About Us
Who we are and what it’s like to worship here…
Thank you for visiting our website, we are glad you’re here!
Mountain Home UMC is a rural church surrounded by vineyards, Christmas tree farms, orchards, and country landscapes. Our members literally come from miles around – from just up the road to several communities away.
We are a small but very busy congregation. One day you might find us filling school backpacks for houseless students, the next serving community meals at the Shared Table ministry of the Sherwood UMC, another day contacting our state representatives to encourage them to support affordable housing legislation, and the next cleaning up branches from the latest mountain storm. We are always up to something good!
We find joyful ways to connect both on Sundays and as we strive to shine God’s light of hope, peace, and love in the world. We value each other for our strengths and for our idiosyncrasies. We laugh a lot.
On our Home page you’ll find the words “We Welcome…”, and we do! We also firmly believe that being “welcoming” is only a beginning. We are intentional in our work to make sure that what we do and how we do it supports full inclusion for all in the life of our church.
Sunday mornings worship begins at 11:00 am, or as soon as our pastor can get everyone to stop visiting. Join us and experience a relaxed and uplifting atmosphere, a service filled with music, and an inspiring, thought-provoking sermon.

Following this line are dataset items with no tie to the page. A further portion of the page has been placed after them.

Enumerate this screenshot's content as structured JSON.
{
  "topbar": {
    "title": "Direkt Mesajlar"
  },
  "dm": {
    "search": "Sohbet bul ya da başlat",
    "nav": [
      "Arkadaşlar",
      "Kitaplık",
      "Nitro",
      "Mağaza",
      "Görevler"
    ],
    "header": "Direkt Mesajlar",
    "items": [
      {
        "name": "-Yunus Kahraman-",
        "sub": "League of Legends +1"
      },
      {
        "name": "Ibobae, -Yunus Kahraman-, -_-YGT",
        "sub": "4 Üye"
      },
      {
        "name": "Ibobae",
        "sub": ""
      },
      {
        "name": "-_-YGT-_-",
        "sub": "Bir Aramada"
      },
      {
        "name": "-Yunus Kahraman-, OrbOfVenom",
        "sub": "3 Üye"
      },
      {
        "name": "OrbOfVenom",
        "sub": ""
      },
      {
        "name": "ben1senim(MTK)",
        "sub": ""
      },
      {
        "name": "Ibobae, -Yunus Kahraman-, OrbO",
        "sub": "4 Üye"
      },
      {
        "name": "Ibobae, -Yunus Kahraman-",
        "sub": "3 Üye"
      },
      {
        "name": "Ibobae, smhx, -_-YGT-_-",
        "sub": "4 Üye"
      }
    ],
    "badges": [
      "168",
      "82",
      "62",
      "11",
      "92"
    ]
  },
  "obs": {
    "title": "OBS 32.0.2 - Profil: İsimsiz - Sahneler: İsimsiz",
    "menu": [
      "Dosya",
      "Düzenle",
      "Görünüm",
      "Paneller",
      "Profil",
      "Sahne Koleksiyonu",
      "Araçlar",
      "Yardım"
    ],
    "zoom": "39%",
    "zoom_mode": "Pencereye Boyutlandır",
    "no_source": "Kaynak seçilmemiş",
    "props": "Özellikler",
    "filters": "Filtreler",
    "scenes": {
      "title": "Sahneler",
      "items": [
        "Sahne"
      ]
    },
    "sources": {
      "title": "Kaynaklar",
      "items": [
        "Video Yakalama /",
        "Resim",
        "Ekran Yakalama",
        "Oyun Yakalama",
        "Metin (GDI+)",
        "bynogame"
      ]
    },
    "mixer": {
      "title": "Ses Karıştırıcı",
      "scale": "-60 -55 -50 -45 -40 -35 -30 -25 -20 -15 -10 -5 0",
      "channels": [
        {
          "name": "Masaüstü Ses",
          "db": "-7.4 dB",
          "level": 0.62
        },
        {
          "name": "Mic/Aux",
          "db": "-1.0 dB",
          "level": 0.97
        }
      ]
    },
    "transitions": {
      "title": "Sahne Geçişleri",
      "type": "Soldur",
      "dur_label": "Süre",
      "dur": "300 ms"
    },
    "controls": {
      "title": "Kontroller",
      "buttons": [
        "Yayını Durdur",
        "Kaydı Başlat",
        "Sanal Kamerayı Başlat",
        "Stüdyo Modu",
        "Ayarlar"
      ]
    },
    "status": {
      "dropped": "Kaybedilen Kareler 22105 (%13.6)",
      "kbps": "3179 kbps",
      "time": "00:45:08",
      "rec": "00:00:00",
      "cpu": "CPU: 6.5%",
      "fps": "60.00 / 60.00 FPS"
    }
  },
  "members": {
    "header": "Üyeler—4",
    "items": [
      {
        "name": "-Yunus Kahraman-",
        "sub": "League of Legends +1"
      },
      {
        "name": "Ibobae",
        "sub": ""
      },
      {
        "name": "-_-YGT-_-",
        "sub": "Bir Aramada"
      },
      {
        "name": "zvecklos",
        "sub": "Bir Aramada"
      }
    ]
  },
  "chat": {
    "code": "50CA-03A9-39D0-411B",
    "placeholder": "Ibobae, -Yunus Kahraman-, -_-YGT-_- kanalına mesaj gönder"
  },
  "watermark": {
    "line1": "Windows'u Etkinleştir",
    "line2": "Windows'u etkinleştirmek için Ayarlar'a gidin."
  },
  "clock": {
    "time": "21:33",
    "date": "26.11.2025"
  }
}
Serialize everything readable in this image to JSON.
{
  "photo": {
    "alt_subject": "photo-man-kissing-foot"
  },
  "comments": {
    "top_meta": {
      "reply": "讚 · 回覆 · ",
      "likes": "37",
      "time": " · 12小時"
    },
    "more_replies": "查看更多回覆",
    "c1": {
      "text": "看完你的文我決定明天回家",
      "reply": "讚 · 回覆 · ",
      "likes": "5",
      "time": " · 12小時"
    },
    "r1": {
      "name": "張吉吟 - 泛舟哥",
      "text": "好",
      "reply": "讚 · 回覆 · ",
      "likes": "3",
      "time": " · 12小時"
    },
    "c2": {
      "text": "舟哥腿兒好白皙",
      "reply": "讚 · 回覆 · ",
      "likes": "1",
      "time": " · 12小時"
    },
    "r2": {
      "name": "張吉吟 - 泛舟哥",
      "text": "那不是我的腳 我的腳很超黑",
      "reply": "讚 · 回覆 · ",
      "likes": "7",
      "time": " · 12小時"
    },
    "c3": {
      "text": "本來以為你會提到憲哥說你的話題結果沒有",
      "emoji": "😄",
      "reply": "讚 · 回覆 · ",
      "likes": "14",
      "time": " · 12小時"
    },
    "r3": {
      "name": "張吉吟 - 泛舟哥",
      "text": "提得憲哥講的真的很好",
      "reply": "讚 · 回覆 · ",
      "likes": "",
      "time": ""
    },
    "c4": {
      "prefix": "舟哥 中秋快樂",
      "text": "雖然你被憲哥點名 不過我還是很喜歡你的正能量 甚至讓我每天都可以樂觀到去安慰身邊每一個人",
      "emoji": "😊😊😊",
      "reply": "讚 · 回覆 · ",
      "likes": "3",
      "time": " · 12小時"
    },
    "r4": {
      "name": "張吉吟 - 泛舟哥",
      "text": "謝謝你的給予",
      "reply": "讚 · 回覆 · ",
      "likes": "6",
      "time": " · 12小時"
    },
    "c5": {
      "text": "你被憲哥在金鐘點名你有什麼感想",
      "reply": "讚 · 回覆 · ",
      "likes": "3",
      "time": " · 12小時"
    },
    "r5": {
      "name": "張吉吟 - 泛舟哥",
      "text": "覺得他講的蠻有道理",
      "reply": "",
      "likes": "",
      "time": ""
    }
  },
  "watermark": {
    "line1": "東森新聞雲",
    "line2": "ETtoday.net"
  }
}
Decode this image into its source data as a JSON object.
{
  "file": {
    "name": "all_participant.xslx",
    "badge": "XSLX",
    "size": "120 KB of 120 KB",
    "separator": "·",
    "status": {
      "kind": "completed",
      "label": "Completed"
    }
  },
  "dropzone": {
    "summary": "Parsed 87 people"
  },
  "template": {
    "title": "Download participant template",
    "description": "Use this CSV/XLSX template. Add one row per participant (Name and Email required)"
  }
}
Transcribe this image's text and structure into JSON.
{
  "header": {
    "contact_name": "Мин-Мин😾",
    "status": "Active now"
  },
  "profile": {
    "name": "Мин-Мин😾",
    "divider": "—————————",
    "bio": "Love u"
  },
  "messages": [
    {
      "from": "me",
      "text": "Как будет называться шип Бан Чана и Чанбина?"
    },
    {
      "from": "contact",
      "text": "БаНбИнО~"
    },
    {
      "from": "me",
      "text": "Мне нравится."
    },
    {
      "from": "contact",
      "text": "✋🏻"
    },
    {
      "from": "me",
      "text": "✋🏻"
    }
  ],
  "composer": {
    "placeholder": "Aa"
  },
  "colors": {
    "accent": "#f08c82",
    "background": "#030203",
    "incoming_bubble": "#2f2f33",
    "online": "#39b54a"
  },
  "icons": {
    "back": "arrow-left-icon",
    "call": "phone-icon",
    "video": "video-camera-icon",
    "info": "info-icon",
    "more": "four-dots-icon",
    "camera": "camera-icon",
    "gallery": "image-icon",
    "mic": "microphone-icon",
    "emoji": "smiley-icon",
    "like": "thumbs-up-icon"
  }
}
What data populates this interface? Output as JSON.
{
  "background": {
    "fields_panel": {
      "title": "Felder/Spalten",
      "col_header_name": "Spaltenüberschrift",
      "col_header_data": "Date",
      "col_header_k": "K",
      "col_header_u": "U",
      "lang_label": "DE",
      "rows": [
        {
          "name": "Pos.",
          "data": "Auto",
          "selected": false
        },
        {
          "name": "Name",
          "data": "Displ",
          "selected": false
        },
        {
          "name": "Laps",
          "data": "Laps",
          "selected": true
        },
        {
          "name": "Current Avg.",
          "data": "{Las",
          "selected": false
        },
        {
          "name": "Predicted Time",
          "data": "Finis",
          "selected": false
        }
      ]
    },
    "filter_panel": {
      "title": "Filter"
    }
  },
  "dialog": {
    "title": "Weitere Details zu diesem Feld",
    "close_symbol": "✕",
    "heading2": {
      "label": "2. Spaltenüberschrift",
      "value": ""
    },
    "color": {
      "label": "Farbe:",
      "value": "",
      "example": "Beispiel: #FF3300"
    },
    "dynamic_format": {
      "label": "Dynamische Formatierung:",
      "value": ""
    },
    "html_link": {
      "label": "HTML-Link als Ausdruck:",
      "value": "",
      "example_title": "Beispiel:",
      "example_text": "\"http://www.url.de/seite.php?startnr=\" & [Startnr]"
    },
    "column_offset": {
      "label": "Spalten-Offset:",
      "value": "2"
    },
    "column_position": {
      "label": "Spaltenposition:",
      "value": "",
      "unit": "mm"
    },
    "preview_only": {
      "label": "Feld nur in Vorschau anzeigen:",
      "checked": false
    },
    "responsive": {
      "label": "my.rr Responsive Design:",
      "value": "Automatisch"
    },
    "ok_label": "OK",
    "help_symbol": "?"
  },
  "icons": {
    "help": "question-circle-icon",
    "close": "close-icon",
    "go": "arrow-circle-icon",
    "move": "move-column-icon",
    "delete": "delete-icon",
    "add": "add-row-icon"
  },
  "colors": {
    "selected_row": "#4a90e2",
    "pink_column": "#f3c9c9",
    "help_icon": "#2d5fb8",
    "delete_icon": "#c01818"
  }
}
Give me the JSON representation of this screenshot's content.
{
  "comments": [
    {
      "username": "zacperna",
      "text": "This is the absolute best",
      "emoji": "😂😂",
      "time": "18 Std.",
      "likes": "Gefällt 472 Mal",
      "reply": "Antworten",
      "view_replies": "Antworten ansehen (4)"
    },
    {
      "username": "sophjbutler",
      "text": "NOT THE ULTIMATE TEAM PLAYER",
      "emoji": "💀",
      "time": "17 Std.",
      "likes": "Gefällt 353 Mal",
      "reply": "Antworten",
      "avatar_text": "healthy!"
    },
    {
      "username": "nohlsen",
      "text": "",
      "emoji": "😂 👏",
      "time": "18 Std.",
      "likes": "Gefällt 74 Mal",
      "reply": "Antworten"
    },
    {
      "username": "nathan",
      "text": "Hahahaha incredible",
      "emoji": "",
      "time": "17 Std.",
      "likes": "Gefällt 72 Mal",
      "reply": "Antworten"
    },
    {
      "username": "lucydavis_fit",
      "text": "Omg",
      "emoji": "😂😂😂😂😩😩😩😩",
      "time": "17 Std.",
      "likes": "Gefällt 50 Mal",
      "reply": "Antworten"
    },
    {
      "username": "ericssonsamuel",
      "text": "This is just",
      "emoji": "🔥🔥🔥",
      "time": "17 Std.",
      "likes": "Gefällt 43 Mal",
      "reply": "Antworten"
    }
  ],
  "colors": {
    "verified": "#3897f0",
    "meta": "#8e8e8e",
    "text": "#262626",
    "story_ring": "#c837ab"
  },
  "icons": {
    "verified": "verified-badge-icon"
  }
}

Mountain Home UMC is one of the almost fifty churches in the Cascadia District of the Oregon Idaho Conference of the United Methodist Church. The mission of The United Methodist Church is to make disciples of Jesus Christ for the transformation of the world.
The UMC is a connectional church, defined not by formal structures, but by connections between people: pastor and pastor, pastor and laity, and laity and laity. We understand these interpersonal connections as the essence of the church.
The Land We’re On
We humbly acknowledge that Mountain Home UMC is located on the ancestral and unceded land of the Atfalati and Kalapuya. We honor their stewardship of the land and grieve their displacement.
“Do all the good you can, by all the means you can, in all the ways you can, in all the places you can, at all the times you can, to all the people you can, as long as ever you can”
~ John Wesley
Staff
Pastor: Reverend Aric Clark
Rev. Aric Clark is pastor of Mt. Home and Sherwood United Methodist Churches. He is also a writer, a speaker, and an activist who lives in Portland, Oregon. He is the co-author of Never Pray Again: Lift Your Head, Unfold Your Hands, and Get To Work, a book which challenges readers to embrace a concrete other-centered spirituality, and editor of Faithful Resistance: Gospel Visions for the Church in a Time of Empire. When not pastoring, writing, or protesting he is parenting two teenagers and indulging a love of tabletop gaming.
History
It all started when…
In 1878 thirteen people felt the calling to begin a church in the Mountain Home area, and so Mountain Home Church– then called East Chehalem –was born.
The first church, about the size of a one-room schoolhouse was built in 1883, and the first service was held on Easter Sunday. The cornerstone gave the name of Zion Evangelical Church. The cost of that building including furnishings was $763.50. In about 1917 the Evangelical Association merged with the United Evangelical Churches. The church was quite isolated and pastors had to come from other communities to serve so in 1929-30 the faithful people built a “well appointed” parsonage.
The membership continued to grow and the tiny church was bursting at the seams so in 1936 the members built a larger church. That first little church was the oldest Evangelical Church west of the Rocky Mountains to have never closed its doors. It had served the community well for 53 years. The new church included beautiful stained-glass windows and a basement with kitchen, dining room and a fireplace room. Much of the work was done by volunteers as it had been with the first church and parsonage.
In 1946 with another merger, our church name became a real mouthful–the Mountain Home Evangelical United Brethren Church. It was much easier to say we were EUB!
Tragedy came on January 4, 1955 when the church burned during a snowstorm while the pastor was away. Only the bell was saved. The second church lasted only 19 years. However, the Mt. Home people rallied quickly and on that very day plans were made for a new church building and an additional acre of land.
In 1968 the EUB and Methodist Churches merged so we became Mountain Home United Methodist Church.
In the early morning of July 27, 1984 the third church burned, the result of arson. Again, the bell was saved.
The present church building was dedicated in 1986.